こみあげてきた想いを呑みこんでヴァイオリンをケースにしまい、家の敷地だったところと思しきところから一歩踏み出す。聴衆役を買ってくれていた従兄も追いかけてきて、わたしは家の跡地を振り返る。
 玄関には母憧れのバラのアーチ。それをくぐると赤い実をつけたアオキや椿、季節の終わった山吹や紫式部なんかが出迎えてくれて、庭の傍らに作られた家庭菜園ではキュウリやミニトマトがたわわに実っている。
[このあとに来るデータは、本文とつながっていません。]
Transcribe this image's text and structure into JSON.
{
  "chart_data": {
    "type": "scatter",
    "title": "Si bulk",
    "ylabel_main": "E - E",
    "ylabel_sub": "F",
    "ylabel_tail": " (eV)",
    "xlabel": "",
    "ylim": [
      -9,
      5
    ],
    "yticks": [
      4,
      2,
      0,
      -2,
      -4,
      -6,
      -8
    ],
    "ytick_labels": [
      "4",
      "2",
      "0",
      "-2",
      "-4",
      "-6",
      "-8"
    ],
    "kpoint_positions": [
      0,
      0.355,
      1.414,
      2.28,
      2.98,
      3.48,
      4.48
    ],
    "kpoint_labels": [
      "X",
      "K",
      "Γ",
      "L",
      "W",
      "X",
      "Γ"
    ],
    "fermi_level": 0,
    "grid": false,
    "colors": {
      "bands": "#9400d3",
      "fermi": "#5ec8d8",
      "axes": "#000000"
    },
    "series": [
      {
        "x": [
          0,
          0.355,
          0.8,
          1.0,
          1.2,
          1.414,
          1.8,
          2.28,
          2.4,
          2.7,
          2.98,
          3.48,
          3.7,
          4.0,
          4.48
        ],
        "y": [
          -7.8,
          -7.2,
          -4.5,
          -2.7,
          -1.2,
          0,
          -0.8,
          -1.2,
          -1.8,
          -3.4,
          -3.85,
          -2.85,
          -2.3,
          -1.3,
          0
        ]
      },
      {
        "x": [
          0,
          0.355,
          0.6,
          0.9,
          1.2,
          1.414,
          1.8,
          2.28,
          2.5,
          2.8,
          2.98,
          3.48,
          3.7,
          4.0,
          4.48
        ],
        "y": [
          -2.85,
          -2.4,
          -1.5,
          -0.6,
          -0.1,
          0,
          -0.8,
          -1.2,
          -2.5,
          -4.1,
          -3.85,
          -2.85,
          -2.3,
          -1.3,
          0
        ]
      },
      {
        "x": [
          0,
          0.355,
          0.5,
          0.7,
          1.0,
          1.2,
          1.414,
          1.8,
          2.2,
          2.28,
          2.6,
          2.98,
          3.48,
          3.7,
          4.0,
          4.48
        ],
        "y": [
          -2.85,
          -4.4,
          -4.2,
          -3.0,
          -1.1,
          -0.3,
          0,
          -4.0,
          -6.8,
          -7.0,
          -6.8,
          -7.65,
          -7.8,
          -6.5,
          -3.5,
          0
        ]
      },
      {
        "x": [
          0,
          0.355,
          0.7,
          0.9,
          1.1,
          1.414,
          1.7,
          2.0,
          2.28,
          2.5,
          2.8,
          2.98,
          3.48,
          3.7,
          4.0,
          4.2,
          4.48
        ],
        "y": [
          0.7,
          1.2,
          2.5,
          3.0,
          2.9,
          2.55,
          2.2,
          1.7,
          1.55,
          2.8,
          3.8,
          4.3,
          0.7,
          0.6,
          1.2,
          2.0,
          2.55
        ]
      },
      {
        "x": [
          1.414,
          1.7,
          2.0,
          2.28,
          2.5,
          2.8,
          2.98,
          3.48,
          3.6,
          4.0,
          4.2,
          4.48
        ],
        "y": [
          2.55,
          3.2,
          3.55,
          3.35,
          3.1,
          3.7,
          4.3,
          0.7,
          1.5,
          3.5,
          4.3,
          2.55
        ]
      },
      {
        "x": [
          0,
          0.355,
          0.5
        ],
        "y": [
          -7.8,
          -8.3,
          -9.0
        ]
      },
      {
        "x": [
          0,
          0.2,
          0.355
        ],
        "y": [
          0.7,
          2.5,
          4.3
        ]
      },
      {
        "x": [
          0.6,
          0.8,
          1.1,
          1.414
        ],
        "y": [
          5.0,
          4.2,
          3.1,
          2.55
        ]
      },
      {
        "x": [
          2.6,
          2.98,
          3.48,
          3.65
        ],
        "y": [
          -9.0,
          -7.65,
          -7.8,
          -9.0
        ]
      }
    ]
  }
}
父と母のこだわりの家は震災の七年前に建てたばかりで、外壁の赤いタイル模様と二階のクリーム色のツートンがおしゃれなあったかい家だった。
「行ってきます」
 帰省から大学に帰る時にはいつも家族総出であのバラのアーチの下で見送ってくれた。そんな跡地に深々と一礼する。
「あゆみー、そろそろ行くよー!」
 タイミングを見計らっていたのだろう。手だけ合わせて先に車に戻っていた加奈子が窓から手を振っていた。
「今いくー!」
 卒業演奏会で披露できなかった練習の成果を、いつかどこかで披露したい。できれば、あの時出演するはずだったメンバー全員で。
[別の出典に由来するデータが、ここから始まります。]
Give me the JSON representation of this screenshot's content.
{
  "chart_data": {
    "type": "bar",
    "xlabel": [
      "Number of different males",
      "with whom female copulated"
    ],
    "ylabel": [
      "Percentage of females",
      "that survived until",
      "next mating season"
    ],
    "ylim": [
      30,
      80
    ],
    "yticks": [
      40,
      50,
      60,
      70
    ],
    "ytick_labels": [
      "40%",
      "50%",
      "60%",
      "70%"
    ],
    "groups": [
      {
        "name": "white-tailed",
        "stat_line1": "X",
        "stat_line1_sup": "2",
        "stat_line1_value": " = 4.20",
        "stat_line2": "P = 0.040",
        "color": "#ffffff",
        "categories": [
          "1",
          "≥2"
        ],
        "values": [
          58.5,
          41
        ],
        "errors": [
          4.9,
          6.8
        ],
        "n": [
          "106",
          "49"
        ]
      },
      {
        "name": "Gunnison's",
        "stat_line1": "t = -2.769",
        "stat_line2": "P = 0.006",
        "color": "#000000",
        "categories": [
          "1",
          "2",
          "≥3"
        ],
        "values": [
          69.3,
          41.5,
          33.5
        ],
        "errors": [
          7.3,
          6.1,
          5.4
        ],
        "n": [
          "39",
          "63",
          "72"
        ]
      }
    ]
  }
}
 加奈子と再会した二年前のあの日、泣きながら語り合った過去を取り戻そうとするかのような夢が、地元でようやく叶おうとしている。
 卒業して県外に出てしまっていたメンバーや県内で就職して社会人となっていたメンバーにも声をかけて、ようやくこの日まで漕ぎつけた。本当は誰もが聴ける野外での演奏会にしたかったが、グランドピアノが用意できなくて体育館にした。体育館の窓やドアはできるだけ開け放って、音が聴きやすいように、みんなが入ってきやすいようにしようと、出演メンバーみんなで話し合った。
 そしてようやく始まる演奏会。
 加奈子はあの時着るはずだったワインレッドのドレスを着てピアノの前に座り、わたしは昼間、汗と涙と鼻水で湿らせてしまった母の作ってくれた緑のドレスを着てステージに立ち、ヴァイオリンを肩にのせて顎で挟んだ。
 ふ、と気配がして視線を上げる。
 静まり返る聴衆たちの中に混じって、後方、ひっそりと、しかし期待と喜びとじれったさと、いろんなものに目を輝かせうるませながら、母がわたしを見ていた。
 息が、止まった。
 お母さん。
 そう叫びそうになった。
 だけど、生きていないのだと悟ったから、わたしは涙ぐんだ眼を一度閉じた。
 開くと、母の横には父と弟とおばあちゃんも揃っていて、にこにことこちらを見ていた。
 来てくれてありがとう。
 思いの丈を込めてからわたしは加奈子に合図を送り、魂が彷徨うかのようなピアノの前奏から始まるフランクのピアノとヴァイオリンのためのソナタを弾きはじめた。